The 2015 power system functions as the originator for the optimization. The input data encompasses the available generation capacity at the power plant level (Rauner et al 2016), the demand data of electricity (European Network of Transmission System Operators for Electricity 2016) as well as the capacity factors of RES-E (Staffell and Pfenninger 2016, Pfenninger and Staffell 2016) (SI folder ESM). Also included are the power plant data, in most cases a function of the commission year φ and the type of technology tec (Schröder et al 2013), the fuel price of conventional technologies (Kost et al 2013) which is assumed to be stable over the modeled period, and the efficiency data of conventional technologies (Schröder et al 2013).
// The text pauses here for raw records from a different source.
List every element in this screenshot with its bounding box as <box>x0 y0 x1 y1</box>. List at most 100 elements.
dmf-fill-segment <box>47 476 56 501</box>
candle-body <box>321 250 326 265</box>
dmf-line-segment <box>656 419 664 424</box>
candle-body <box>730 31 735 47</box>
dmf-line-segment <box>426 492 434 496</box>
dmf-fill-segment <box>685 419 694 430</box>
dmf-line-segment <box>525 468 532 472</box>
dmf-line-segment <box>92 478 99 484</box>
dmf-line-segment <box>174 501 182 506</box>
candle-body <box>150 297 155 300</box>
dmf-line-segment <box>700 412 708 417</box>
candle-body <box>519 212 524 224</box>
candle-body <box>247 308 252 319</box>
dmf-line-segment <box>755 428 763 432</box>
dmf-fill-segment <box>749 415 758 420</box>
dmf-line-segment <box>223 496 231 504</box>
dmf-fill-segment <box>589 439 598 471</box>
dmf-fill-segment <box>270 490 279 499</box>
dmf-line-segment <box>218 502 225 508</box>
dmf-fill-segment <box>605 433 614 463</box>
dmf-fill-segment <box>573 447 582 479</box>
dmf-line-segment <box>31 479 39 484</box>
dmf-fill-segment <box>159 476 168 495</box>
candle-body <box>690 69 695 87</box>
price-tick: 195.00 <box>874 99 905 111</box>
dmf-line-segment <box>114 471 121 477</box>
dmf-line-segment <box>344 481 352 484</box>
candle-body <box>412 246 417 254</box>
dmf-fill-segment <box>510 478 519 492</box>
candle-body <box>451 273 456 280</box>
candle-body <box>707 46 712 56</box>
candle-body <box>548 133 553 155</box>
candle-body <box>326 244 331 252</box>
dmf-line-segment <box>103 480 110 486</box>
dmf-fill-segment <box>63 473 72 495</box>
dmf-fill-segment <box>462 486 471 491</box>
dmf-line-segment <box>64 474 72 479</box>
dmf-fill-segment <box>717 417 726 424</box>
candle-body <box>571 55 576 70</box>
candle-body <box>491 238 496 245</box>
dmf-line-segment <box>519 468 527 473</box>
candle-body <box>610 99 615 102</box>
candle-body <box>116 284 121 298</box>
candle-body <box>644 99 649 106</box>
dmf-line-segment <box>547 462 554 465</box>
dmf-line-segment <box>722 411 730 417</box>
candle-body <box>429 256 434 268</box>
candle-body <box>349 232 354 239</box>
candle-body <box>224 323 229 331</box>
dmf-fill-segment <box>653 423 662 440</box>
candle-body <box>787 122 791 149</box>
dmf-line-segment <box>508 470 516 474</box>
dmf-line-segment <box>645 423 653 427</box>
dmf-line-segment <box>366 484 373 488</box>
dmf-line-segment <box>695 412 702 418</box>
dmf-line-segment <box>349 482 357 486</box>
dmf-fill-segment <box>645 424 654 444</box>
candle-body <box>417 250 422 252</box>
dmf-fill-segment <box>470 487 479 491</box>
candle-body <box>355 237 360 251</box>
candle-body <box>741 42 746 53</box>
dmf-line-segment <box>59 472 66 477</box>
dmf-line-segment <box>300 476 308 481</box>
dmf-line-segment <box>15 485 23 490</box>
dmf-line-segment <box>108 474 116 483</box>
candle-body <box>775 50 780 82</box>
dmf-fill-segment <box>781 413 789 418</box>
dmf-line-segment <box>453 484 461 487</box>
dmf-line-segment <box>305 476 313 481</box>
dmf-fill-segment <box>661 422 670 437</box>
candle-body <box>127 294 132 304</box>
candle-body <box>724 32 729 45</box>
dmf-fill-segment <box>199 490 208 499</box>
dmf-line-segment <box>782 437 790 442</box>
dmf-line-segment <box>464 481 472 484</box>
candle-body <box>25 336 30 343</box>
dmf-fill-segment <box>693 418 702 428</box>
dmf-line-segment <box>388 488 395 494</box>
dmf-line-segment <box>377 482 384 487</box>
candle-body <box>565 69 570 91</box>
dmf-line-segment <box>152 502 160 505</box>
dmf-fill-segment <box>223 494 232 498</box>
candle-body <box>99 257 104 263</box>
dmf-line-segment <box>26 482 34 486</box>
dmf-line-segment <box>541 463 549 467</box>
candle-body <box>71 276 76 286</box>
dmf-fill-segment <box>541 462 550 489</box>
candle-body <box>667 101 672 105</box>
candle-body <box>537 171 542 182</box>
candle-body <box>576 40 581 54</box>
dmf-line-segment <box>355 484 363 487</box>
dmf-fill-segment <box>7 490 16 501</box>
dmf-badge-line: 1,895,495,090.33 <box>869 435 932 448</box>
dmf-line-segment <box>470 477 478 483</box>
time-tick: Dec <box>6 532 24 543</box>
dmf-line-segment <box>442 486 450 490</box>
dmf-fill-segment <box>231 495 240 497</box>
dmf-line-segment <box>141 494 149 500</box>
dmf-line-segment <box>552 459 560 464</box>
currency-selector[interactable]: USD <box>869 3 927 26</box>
Similarly, the trend in recent years suggests the assumption of a stable load development is reasonable, despite other political goals. Additionally, the depreciation period α is an important parameter (Schröder et al 2013). The efficiency of RES-E technologies is also assumed to stable. The model is able to disinvest when the lifetime is reached with a period of five years after which the power plant has to be mandatorily disinvested. The bioenergy technology is assumed to be heat driven until 2015, plants with a later commissioning date are capable of flexible generation. The current wind power is assumed to fall in the ecoinvent 3.2 category of 1–3 MW turbines whilst the potential plants fall into the >3 MW category. Refer to SI folder LCA for the variable, associated with the generation of electricity, and fixed, power system infrastructure, s, g (inventory vector Bs) and h matrices of all tec. The extension of the RES-E technologies is restricted to 200% of the governmental goal until 2030. Load shedding is possible with assigned cost of 1000€ MWh⁻¹. The storage water capacity is assumed exhausted already in the base year. Fuel tax of the base year and a CO₂ price is set to 8€ t⁻¹.